If you are interested in my past review of this book, check out one from 2011 and one from 2012.


JRF’s #5 – Post Captain by Patrick O’Brian

Last year I read Master and Commander, the first in a 21 (!) book series by Patrick O’Brian. I loved it.

Post Captain continues the misadventures of captain Jack Aubrey and his surgeon friend, Stephen Maturin. Picking up right after Master and Commander, it is a brief rare season of peace between England, France, and Spain. As often happens with sailors with too much time on their hands, they quickly fall into debt and love. Jack is enraptured with the young heiress Sophia Williams, and Stephen falls for the unconventional widow Diana Villiers. The first half of the book almost reads like a Jane Austen novel told from the man’s (are there any real men in those books?) perspective.
Thankfully, war breaks out and the boys leave land behind to sink, plunder, and generally harass the French enemy.

As usual Patrick O’Brian’s distinctive writing style, while taking some getting used to, takes the breath away and draws the reader in. The action was bigger, the romance greater, and the development of the often contentious relationship between Aubrey and Maturin was delightful. I also enjoyed the insights on leadership, as Jack learns to maintain discipline and good morale amongst the crew of his ship.

I can’t wait to read the next one!

“It is unjust to provoke a man and then complain he is a satyr if the provocation succeeds.”

“How helpless a man is, against direct attack by a woman.”

“The sailor, at sea (his proper element), lives in the present. There is nothing he can do about the past at all; and having regard to the uncertainty of the omnipotent ocean and the weather, very little about the future.”

“Ever since I was breeched I have pined to see a narwhal.”


Mark’s #5 – Children of Men by P.D. James

Unknown-2Set in 2021, this dystopian tale is about what happens to the world when in 1995, infertility completely covers the globe, for an unknown reason.   This event spawns chaos and societal degradation.  Most of the world’s governments collapse, while England holds out with strict laws, immigration policies, punishments, suicide rituals for the elderly,  and demeaning intrusions into the private lives of its citizens such as force fertility exams and government sponsored pornography shops.

Against this a small band of resistors tries to rise up and restore dignity and hope.  The key to this hope comes in the form of a pregnant woman (the first one over 25 years).
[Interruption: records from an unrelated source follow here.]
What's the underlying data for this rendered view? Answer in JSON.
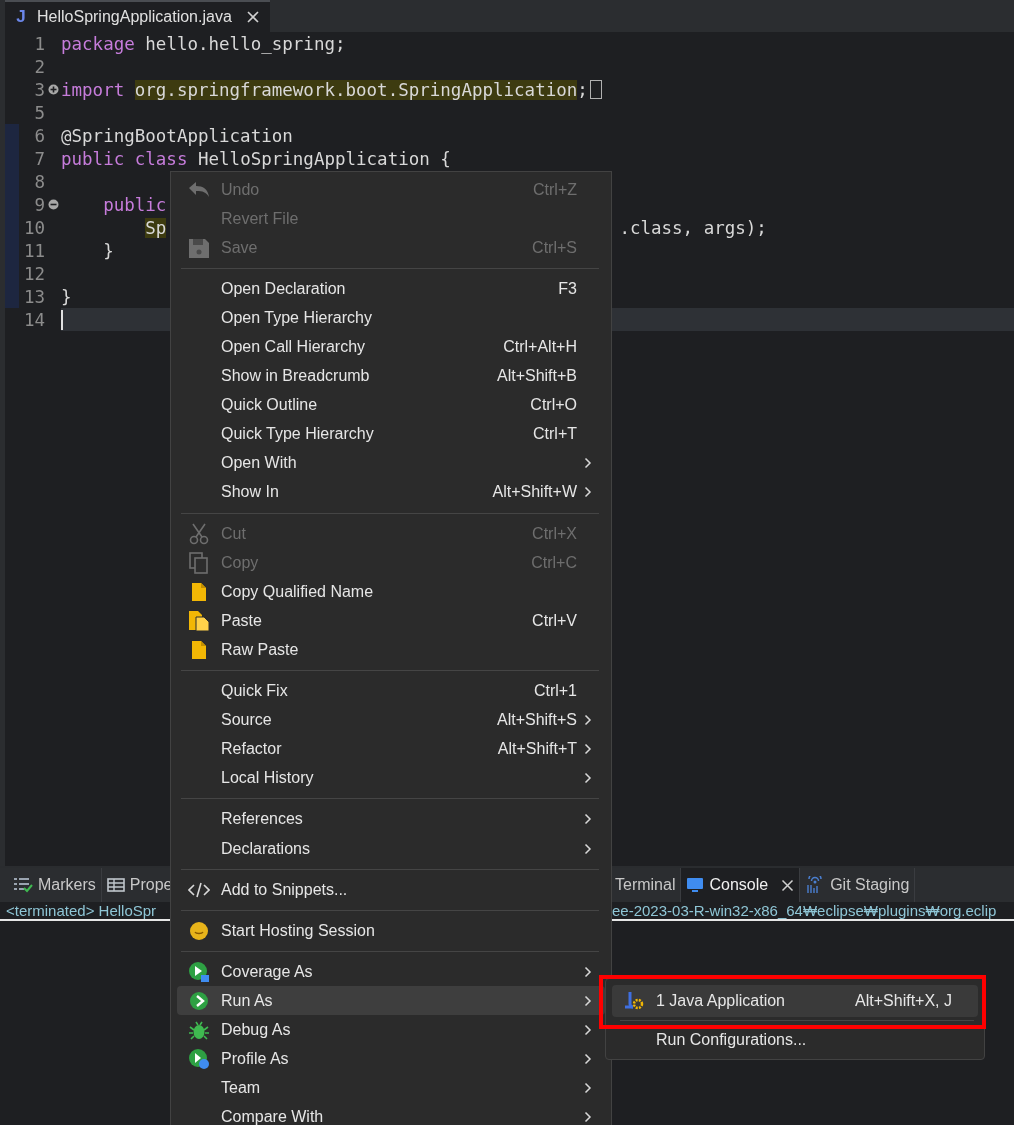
{
  "editor_tab": {
    "badge": "J",
    "title": "HelloSpringApplication.java",
    "selected": true
  },
  "code": [
    {
      "number": "1",
      "ruler": false,
      "current": false,
      "tokens": [
        {
          "kind": "keyword",
          "text": "package"
        },
        {
          "kind": "plain",
          "text": " hello.hello_spring;"
        }
      ]
    },
    {
      "number": "2",
      "ruler": false,
      "current": false
    },
    {
      "number": "3",
      "ruler": false,
      "current": false,
      "foldable": true,
      "expanded": false,
      "tokens": [
        {
          "kind": "keyword",
          "text": "import"
        },
        {
          "kind": "occurrence",
          "text": " org.springframework.boot.SpringApplication"
        },
        {
          "kind": "plain",
          "text": ";"
        },
        {
          "kind": "folded-marker"
        }
      ]
    },
    {
      "number": "5",
      "ruler": false,
      "current": false
    },
    {
      "number": "6",
      "ruler": true,
      "current": false,
      "tokens": [
        {
          "kind": "plain",
          "text": "@SpringBootApplication"
        }
      ]
    },
    {
      "number": "7",
      "ruler": true,
      "current": false,
      "tokens": [
        {
          "kind": "keyword",
          "text": "public"
        },
        {
          "kind": "keyword",
          "text": " class"
        },
        {
          "kind": "plain",
          "text": " HelloSpringApplication {"
        }
      ]
    },
    {
      "number": "8",
      "ruler": true,
      "current": false
    },
    {
      "number": "9",
      "ruler": true,
      "current": false,
      "foldable": true,
      "expanded": true,
      "tokens": [
        {
          "kind": "keyword",
          "text": "    public"
        }
      ]
    },
    {
      "number": "10",
      "ruler": true,
      "current": false,
      "tokens": [
        {
          "kind": "occurrence",
          "text": "        Sp"
        },
        {
          "kind": "covered"
        },
        {
          "kind": "plain",
          "text": ".class, args);"
        }
      ]
    },
    {
      "number": "11",
      "ruler": true,
      "current": false,
      "tokens": [
        {
          "kind": "plain",
          "text": "    }"
        }
      ]
    },
    {
      "number": "12",
      "ruler": true,
      "current": false
    },
    {
      "number": "13",
      "ruler": true,
      "current": false,
      "tokens": [
        {
          "kind": "plain",
          "text": "}"
        }
      ]
    },
    {
      "number": "14",
      "ruler": false,
      "current": true
    }
  ],
  "bottom_panel": {
    "left_tabs": [
      {
        "label": "Markers",
        "selected": false
      },
      {
        "label": "Prope",
        "selected": false
      }
    ],
    "right_tabs": [
      {
        "label": "Terminal",
        "selected": false
      },
      {
        "label": "Console",
        "selected": true,
        "closable": true
      },
      {
        "label": "Git Staging",
        "selected": false
      }
    ],
    "status_left": "<terminated> HelloSpr",
    "status_right": "ee-2023-03-R-win32-x86_64₩eclipse₩plugins₩org.eclip"
  },
  "context_menu": {
    "items": [
      {
        "kind": "item",
        "label": "Undo",
        "shortcut": "Ctrl+Z",
        "disabled": true,
        "submenu": false,
        "selected": false
      },
      {
        "kind": "item",
        "label": "Revert File",
        "disabled": true,
        "submenu": false,
        "selected": false
      },
      {
        "kind": "item",
        "label": "Save",
        "shortcut": "Ctrl+S",
        "disabled": true,
        "submenu": false,
        "selected": false
      },
      {
        "kind": "separator"
      },
      {
        "kind": "item",
        "label": "Open Declaration",
        "shortcut": "F3",
        "disabled": false,
        "submenu": false,
        "selected": false
      },
      {
        "kind": "item",
        "label": "Open Type Hierarchy",
        "disabled": false,
        "submenu": false,
        "selected": false
      },
      {
        "kind": "item",
        "label": "Open Call Hierarchy",
        "shortcut": "Ctrl+Alt+H",
        "disabled": false,
        "submenu": false,
        "selected": false
      },
      {
        "kind": "item",
        "label": "Show in Breadcrumb",
        "shortcut": "Alt+Shift+B",
        "disabled": false,
        "submenu": false,
        "selected": false
      },
      {
        "kind": "item",
        "label": "Quick Outline",
        "shortcut": "Ctrl+O",
        "disabled": false,
        "submenu": false,
        "selected": false
      },
      {
        "kind": "item",
        "label": "Quick Type Hierarchy",
        "shortcut": "Ctrl+T",
        "disabled": false,
        "submenu": false,
        "selected": false
      },
      {
        "kind": "item",
        "label": "Open With",
        "disabled": false,
        "submenu": true,
        "selected": false
      },
      {
        "kind": "item",
        "label": "Show In",
        "shortcut": "Alt+Shift+W",
        "disabled": false,
        "submenu": true,
        "selected": false
      },
      {
        "kind": "separator"
      },
      {
        "kind": "item",
        "label": "Cut",
        "shortcut": "Ctrl+X",
        "disabled": true,
        "submenu": false,
        "selected": false
      },
      {
        "kind": "item",
        "label": "Copy",
        "shortcut": "Ctrl+C",
        "disabled": true,
        "submenu": false,
        "selected": false
      },
      {
        "kind": "item",
        "label": "Copy Qualified Name",
        "disabled": false,
        "submenu": false,
        "selected": false
      },
      {
        "kind": "item",
        "label": "Paste",
        "shortcut": "Ctrl+V",
        "disabled": false,
        "submenu": false,
        "selected": false
      },
      {
        "kind": "item",
        "label": "Raw Paste",
        "disabled": false,
        "submenu": false,
        "selected": false
      },
      {
        "kind": "separator"
      },
      {
        "kind": "item",
        "label": "Quick Fix",
        "shortcut": "Ctrl+1",
        "disabled": false,
        "submenu": false,
        "selected": false
      },
      {
        "kind": "item",
        "label": "Source",
        "shortcut": "Alt+Shift+S",
        "disabled": false,
        "submenu": true,
        "selected": false
      },
      {
        "kind": "item",
        "label": "Refactor",
        "shortcut": "Alt+Shift+T",
        "disabled": false,
        "submenu": true,
        "selected": false
      },
      {
        "kind": "item",
        "label": "Local History",
        "disabled": false,
        "submenu": true,
        "selected": false
      },
      {
        "kind": "separator"
      },
      {
        "kind": "item",
        "label": "References",
        "disabled": false,
        "submenu": true,
        "selected": false
      },
      {
        "kind": "item",
        "label": "Declarations",
        "disabled": false,
        "submenu": true,
        "selected": false
      },
      {
        "kind": "separator"
      },
      {
        "kind": "item",
        "label": "Add to Snippets...",
        "disabled": false,
        "submenu": false,
        "selected": false
      },
      {
        "kind": "separator"
      },
      {
        "kind": "item",
        "label": "Start Hosting Session",
        "disabled": false,
        "submenu": false,
        "selected": false
      },
      {
        "kind": "separator"
      },
      {
        "kind": "item",
        "label": "Coverage As",
        "disabled": false,
        "submenu": true,
        "selected": false
      },
      {
        "kind": "item",
        "label": "Run As",
        "disabled": false,
        "submenu": true,
        "selected": true
      },
      {
        "kind": "item",
        "label": "Debug As",
        "disabled": false,
        "submenu": true,
        "selected": false
      },
      {
        "kind": "item",
        "label": "Profile As",
        "disabled": false,
        "submenu": true,
        "selected": false
      },
      {
        "kind": "item",
        "label": "Team",
        "disabled": false,
        "submenu": true,
        "selected": false
      },
      {
        "kind": "item",
        "label": "Compare With",
        "disabled": false,
        "submenu": true,
        "selected": false
      }
    ]
  },
  "submenu": {
    "items": [
      {
        "kind": "item",
        "label": "1 Java Application",
        "shortcut": "Alt+Shift+X, J",
        "selected": true,
        "annotated": true
      },
      {
        "kind": "separator"
      },
      {
        "kind": "item",
        "label": "Run Configurations...",
        "selected": false,
        "annotated": false
      }
    ]
  }
}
On the plane ride from Tokyo to America I had the opportunity to watch the 2006 movie based on the novel.  In and of itself, the movie was ok, but is often the case, the plot changes only subtracted from the original storyline.  At times, reading the book I got chills as I was terrofied by a phrase or turn in the story.  Furthermore, the culmination of the book was far superior to the movie.

I love a good dystopian future (don’t ask me why). This book ranks up there with some of the best.
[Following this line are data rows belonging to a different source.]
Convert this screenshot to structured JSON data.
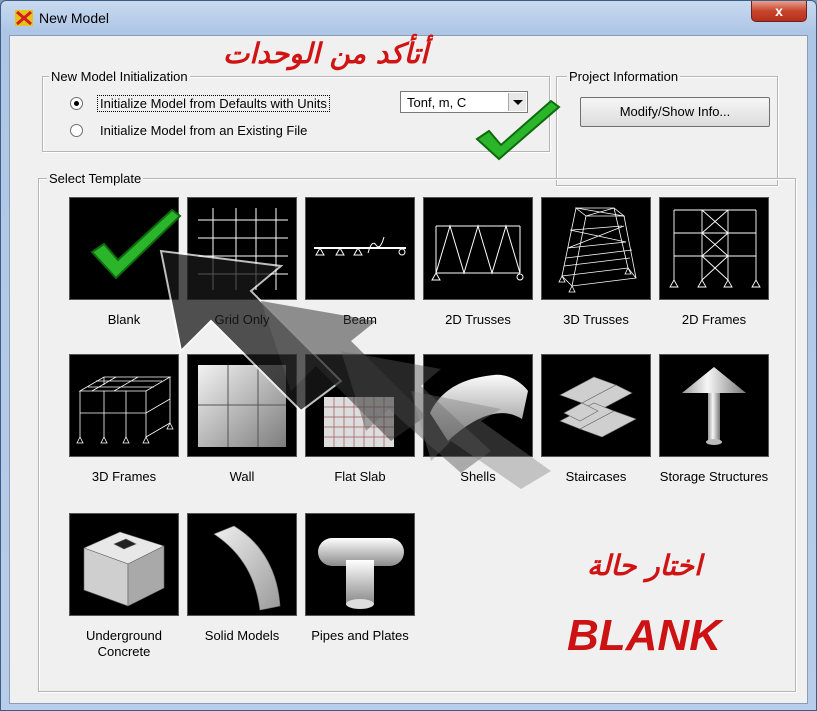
{
  "window": {
    "title": "New Model",
    "close_label": "x",
    "app_icon": "app-icon"
  },
  "init": {
    "legend": "New Model Initialization",
    "option_defaults": "Initialize Model from Defaults with Units",
    "option_existing": "Initialize Model  from an Existing File",
    "units_selected": "Tonf, m, C"
  },
  "project": {
    "legend": "Project Information",
    "button_label": "Modify/Show Info..."
  },
  "templates": {
    "legend": "Select Template",
    "items": [
      {
        "label": "Blank",
        "icon": "blank-template-icon"
      },
      {
        "label": "Grid Only",
        "icon": "grid-template-icon"
      },
      {
        "label": "Beam",
        "icon": "beam-template-icon"
      },
      {
        "label": "2D Trusses",
        "icon": "2d-truss-icon"
      },
      {
        "label": "3D Trusses",
        "icon": "3d-truss-icon"
      },
      {
        "label": "2D Frames",
        "icon": "2d-frame-icon"
      },
      {
        "label": "3D Frames",
        "icon": "3d-frame-icon"
      },
      {
        "label": "Wall",
        "icon": "wall-icon"
      },
      {
        "label": "Flat Slab",
        "icon": "flat-slab-icon"
      },
      {
        "label": "Shells",
        "icon": "shell-icon"
      },
      {
        "label": "Staircases",
        "icon": "staircase-icon"
      },
      {
        "label": "Storage Structures",
        "icon": "storage-structure-icon"
      },
      {
        "label": "Underground Concrete",
        "icon": "underground-concrete-icon"
      },
      {
        "label": "Solid Models",
        "icon": "solid-model-icon"
      },
      {
        "label": "Pipes and Plates",
        "icon": "pipes-plates-icon"
      }
    ]
  },
  "annotations": {
    "check_units_ar": "أتأكد من الوحدات",
    "choose_case_ar": "اختار حالة",
    "blank_en": "BLANK",
    "accent_red": "#d01414",
    "check_green": "#2bb52b"
  }
}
JRF’s #51 – The Book Thief by Markus Zusak


Referred to by some as “Harry Potter and the Holocaust”, this lengthy book came highly recommended from a variety of sectors, so when I found out my library had it, I picked it up.

Narrated by the personification of death, the book tells the story of Leisle, an orphan of communist parents who is taken in as a foster child by a poor German couple living outside of Munich right at the dawn of World War II.  As Liesle struggles to survive she makes many discoveries – friendship, the secret life of her loving foster father, and the wonder and power of books.  As her story progresses it inevitably intertwines with the larger narratives of what is happening around her – Kristallnacht, the Hitler Youth, the Holocaust, and the devastation of World War II.

Overall I enjoyed it.  The story is definitely compelling and the characters are rich.  I thought that telling the story of World War II from the perspective of a poor, orphaned, German girl was helpful in that it provided a portrait of World War II that is not often explored.

While the non-linear narrative told by Death was unique it sometimes got annoying and confusing.  My only other criticism would be that there was an excess of foul language, especially considering this book is from the Young Adult section.